UN Tourismアジア太平洋地域事務所吉田順子氏 
フィリピン観光省 アレックス・M・マカトゥノ氏

パネルディスカッションでは、日本およびASEAN各国から具体的な実践事例が紹介されました。 

日本・豊岡観光イノベーションの一幡堅司氏は、地域内の宿泊事業者の予約データを一元的に管理するデジタルシステムを紹介しました。この仕組みにより業務効率化と人手不足の緩和が図られ、地域全体の観光基盤の持続可能性向上につながっていることが説明されました。 

フィリピンのThe Regenesis Project創設者マリアンヌ・アモレス氏は、「人を通じて自然を癒し、自然を通じて人を癒す」という理念のもとで展開する再生型観光の取り組みを紹介しました。環境修復活動を組み込んだ体験型プログラムを通じて、環境的に損なわれた地域の再生と参加者の意識向上を同時に実現する事例が共有されました。 
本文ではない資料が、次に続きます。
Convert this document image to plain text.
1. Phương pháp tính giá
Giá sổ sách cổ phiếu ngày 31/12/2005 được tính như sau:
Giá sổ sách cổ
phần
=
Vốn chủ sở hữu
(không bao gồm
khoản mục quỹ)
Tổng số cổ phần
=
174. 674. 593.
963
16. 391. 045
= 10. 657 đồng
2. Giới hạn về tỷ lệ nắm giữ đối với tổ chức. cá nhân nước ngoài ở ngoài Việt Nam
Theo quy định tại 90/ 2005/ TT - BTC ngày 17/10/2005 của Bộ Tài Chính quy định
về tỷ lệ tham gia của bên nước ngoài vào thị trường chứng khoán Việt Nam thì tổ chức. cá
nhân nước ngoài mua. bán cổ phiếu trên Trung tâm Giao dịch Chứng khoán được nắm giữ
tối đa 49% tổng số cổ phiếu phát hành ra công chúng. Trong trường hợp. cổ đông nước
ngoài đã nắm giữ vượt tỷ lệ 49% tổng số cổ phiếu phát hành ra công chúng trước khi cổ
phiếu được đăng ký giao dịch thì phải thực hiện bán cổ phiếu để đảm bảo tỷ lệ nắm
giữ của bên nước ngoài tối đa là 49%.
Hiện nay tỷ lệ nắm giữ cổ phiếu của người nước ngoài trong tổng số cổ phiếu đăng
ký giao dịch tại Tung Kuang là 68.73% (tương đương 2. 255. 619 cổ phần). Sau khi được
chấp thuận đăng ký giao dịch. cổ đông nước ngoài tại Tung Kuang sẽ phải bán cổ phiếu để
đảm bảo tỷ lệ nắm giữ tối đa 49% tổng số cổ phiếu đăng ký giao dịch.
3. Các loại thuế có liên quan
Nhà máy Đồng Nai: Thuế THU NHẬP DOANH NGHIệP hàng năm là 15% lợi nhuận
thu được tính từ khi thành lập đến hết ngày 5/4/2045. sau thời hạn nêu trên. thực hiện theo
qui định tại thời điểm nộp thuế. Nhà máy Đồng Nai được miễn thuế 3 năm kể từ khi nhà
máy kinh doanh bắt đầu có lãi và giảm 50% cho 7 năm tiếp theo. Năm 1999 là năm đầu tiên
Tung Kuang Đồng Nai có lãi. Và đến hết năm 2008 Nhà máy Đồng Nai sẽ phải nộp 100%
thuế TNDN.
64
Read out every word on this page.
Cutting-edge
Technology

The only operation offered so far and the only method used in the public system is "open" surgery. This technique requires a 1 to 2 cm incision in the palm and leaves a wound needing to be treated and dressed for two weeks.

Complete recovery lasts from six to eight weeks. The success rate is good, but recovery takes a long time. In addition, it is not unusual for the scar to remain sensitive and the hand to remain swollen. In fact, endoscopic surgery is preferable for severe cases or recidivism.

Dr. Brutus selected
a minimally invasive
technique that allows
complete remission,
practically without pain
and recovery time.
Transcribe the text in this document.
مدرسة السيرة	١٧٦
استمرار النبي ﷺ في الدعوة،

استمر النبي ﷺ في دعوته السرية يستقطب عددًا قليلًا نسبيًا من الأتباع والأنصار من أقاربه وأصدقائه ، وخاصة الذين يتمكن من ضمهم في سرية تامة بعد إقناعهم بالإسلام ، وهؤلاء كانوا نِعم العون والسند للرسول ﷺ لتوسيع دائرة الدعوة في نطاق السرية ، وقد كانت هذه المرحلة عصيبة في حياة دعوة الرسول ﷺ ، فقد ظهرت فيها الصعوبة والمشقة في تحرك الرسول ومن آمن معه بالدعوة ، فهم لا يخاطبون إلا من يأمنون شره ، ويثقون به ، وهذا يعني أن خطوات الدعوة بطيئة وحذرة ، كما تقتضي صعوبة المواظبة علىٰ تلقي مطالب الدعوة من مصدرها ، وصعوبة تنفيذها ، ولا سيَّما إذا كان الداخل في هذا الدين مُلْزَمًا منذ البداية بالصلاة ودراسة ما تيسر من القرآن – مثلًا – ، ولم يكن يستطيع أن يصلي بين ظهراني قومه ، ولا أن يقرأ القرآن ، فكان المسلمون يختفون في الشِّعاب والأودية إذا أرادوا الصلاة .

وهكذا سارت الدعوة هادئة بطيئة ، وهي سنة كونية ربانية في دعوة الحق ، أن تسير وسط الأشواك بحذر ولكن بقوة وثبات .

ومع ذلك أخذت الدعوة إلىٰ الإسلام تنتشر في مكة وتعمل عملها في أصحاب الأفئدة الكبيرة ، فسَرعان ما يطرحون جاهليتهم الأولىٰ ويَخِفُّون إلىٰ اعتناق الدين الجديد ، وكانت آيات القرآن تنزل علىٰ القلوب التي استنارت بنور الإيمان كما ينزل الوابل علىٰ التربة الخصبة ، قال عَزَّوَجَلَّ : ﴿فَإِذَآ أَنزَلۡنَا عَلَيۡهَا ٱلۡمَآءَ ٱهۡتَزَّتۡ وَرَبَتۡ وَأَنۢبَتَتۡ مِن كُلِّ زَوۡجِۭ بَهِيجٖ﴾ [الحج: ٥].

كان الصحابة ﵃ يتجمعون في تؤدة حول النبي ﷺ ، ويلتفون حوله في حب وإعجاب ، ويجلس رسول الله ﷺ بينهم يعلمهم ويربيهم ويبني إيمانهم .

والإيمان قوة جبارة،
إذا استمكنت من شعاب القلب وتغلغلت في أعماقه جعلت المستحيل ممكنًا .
また、ラオスのOck Pop Tok共同創設者ジョアンナ・スミス氏は、地域社会を中心に据えた観光開発の重要性を強調しました。文化遺産の保護、環境への配慮、公正な取引の実践、そして地域の能力強化を通じて、観光が長期的な社会・経済の発展に貢献する必要性が示されました。 

パネリスト(左2人目から)マリアンヌ・アモレス氏、ジョアンナ・スミス氏、一幡堅司氏

閉会にあたり、日本アセアンセンターの平林国彦事務総長が挨拶を行い、持続可能な観光を推進する上で、地域のリーダーシップと個々人の情熱が重要な原動力となることを強調しました。また、本セッションで共有された知見を今後の具体的な取り組みへとつなげ、日本とASEAN加盟国の協力をさらに深化させていくことへの期待が示されました。 

日本アセアンセンター 平林国彦事務総長

主なポイント  

  • 持続可能な観光は、雇用創出や中小零細企業の支援、地域の均衡ある発展に貢献する重要な分野である。 
  • デジタル技術の活用は、地域観光の効率性と強靭性の向上に寄与する。 
  • 再生型観光は、観光を通じて自然環境の回復と地域社会の活性化を同時に実現し得る。 
  • 地域社会の参画、文化の保全、公正な実践は、観光の持続可能性を支える重要な要素である。 
  • 日本とASEAN地域の継続的な連携が、地域全体の持続可能な観光推進に不可欠である。